Blow to West End as Sir Cameron Mackintosh makes 200 staff redundant

Blow to West End as Les Miserables and Hamilton producer Sir Cameron Mackintosh makes 200 staff redundant from his theatres

  • English theatres able to open to open for the first time since lockdown yesterday 
  • But social distancing measures mean many owners say it’s not financially viable
  • Sir Cameron said openings may have to be pushed back to next summer 

Sir Cameron Mackintosh has made 200 staff redundant from his West End theatres, the latest blow to an industry already on its knees since the start of lockdown.

Yesterday, English theatres were allowed to open for the first time since the start of lockdown, but with a majority of seats remaining empty to ensure social distancing, many owners say it is not financially viable.

Sir Cameron, 73, who owns eight West End venues and has produced hits such as Les Miserables, Phantom Of The Opera and Hamilton, issued redundancy notices last week after being unable to reopen any of his theatres.

Sir Cameron Mackintosh has made 200 staff redundant from his West End theatres, the latest blow to an industry already on its knees since the start of lockdown

Boris Johnson recently pledged £1.57 billion to keep the arts sector afloat but Sir Cameron, together with his long-time collaborator Andrew Lloyd Webber, has urged the Government to do more.

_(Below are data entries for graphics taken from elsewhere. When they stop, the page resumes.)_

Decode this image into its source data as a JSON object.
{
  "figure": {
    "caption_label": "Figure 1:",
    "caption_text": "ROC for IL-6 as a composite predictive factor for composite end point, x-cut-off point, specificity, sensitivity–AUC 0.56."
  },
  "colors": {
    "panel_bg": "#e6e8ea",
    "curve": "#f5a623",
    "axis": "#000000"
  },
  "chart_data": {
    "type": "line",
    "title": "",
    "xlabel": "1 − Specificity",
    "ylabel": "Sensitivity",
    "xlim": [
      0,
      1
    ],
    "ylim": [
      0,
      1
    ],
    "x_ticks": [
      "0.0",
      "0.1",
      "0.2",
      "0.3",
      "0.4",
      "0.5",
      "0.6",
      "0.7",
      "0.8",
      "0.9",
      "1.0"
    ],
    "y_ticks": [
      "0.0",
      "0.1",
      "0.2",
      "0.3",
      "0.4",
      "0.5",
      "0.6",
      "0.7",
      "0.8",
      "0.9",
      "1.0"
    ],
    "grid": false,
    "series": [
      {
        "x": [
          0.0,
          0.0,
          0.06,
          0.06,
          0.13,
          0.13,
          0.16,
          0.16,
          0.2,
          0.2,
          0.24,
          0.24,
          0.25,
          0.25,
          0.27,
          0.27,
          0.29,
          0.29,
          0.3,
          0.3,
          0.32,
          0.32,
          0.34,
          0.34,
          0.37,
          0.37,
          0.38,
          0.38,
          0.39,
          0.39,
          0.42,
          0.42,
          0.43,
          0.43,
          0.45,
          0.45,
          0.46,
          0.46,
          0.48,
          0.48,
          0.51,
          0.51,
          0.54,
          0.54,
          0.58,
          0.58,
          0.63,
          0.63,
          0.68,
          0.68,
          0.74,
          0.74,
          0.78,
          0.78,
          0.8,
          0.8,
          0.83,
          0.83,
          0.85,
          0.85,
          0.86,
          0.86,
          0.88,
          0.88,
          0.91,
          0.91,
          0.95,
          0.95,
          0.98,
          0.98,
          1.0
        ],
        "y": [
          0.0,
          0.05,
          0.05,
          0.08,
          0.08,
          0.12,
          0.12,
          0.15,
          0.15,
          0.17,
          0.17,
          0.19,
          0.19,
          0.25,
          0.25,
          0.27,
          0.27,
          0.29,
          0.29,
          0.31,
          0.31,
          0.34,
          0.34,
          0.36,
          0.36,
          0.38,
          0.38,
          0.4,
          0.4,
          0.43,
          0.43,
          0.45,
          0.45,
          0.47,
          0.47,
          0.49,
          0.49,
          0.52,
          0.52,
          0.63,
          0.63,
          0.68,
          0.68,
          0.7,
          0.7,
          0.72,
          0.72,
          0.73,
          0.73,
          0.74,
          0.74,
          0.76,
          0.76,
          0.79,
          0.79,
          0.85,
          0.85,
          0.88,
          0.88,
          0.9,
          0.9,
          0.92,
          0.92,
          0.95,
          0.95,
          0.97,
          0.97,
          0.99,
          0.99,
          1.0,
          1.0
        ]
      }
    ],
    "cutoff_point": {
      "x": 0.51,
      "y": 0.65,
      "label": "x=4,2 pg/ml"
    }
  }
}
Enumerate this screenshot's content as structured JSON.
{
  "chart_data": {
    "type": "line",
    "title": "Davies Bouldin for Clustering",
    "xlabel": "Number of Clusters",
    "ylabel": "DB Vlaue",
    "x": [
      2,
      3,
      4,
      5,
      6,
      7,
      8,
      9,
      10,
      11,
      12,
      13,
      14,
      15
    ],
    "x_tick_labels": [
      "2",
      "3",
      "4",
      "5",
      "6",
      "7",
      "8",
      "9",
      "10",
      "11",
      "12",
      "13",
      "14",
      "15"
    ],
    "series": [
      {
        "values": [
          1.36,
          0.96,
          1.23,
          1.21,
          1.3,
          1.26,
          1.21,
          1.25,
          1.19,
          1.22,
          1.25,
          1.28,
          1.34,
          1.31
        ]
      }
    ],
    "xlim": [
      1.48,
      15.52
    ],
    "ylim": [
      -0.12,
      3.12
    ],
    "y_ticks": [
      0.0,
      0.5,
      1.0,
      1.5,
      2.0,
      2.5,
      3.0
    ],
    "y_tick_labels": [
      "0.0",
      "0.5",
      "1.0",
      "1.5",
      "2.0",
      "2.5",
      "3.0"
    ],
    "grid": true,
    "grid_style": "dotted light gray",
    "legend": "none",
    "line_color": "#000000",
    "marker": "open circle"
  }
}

Before last week’s decision, Sir Cameron warned: ‘We are likely have to push back our openings until next summer, causing further devastating losses to both the theatre industry and London’s economy – to which I have already contributed more than £1 billion in tax.

‘As a staunch Conservative, I have always admired Boris’s Churchillian spirit and so it would be a tragedy of Shakespearean proportions if history was to mark him down as the Prime Minister who presided over the closing down of one of Britain’s cultural and economic treasures for longer than the Black Death.’

A spokesman for Sir Cameron, who was knighted in 1996 for services to musical theatre, said: ‘It is a very sad time for everyone affected by this thankless situation, one we could never have imagined would have been forced upon the industry.’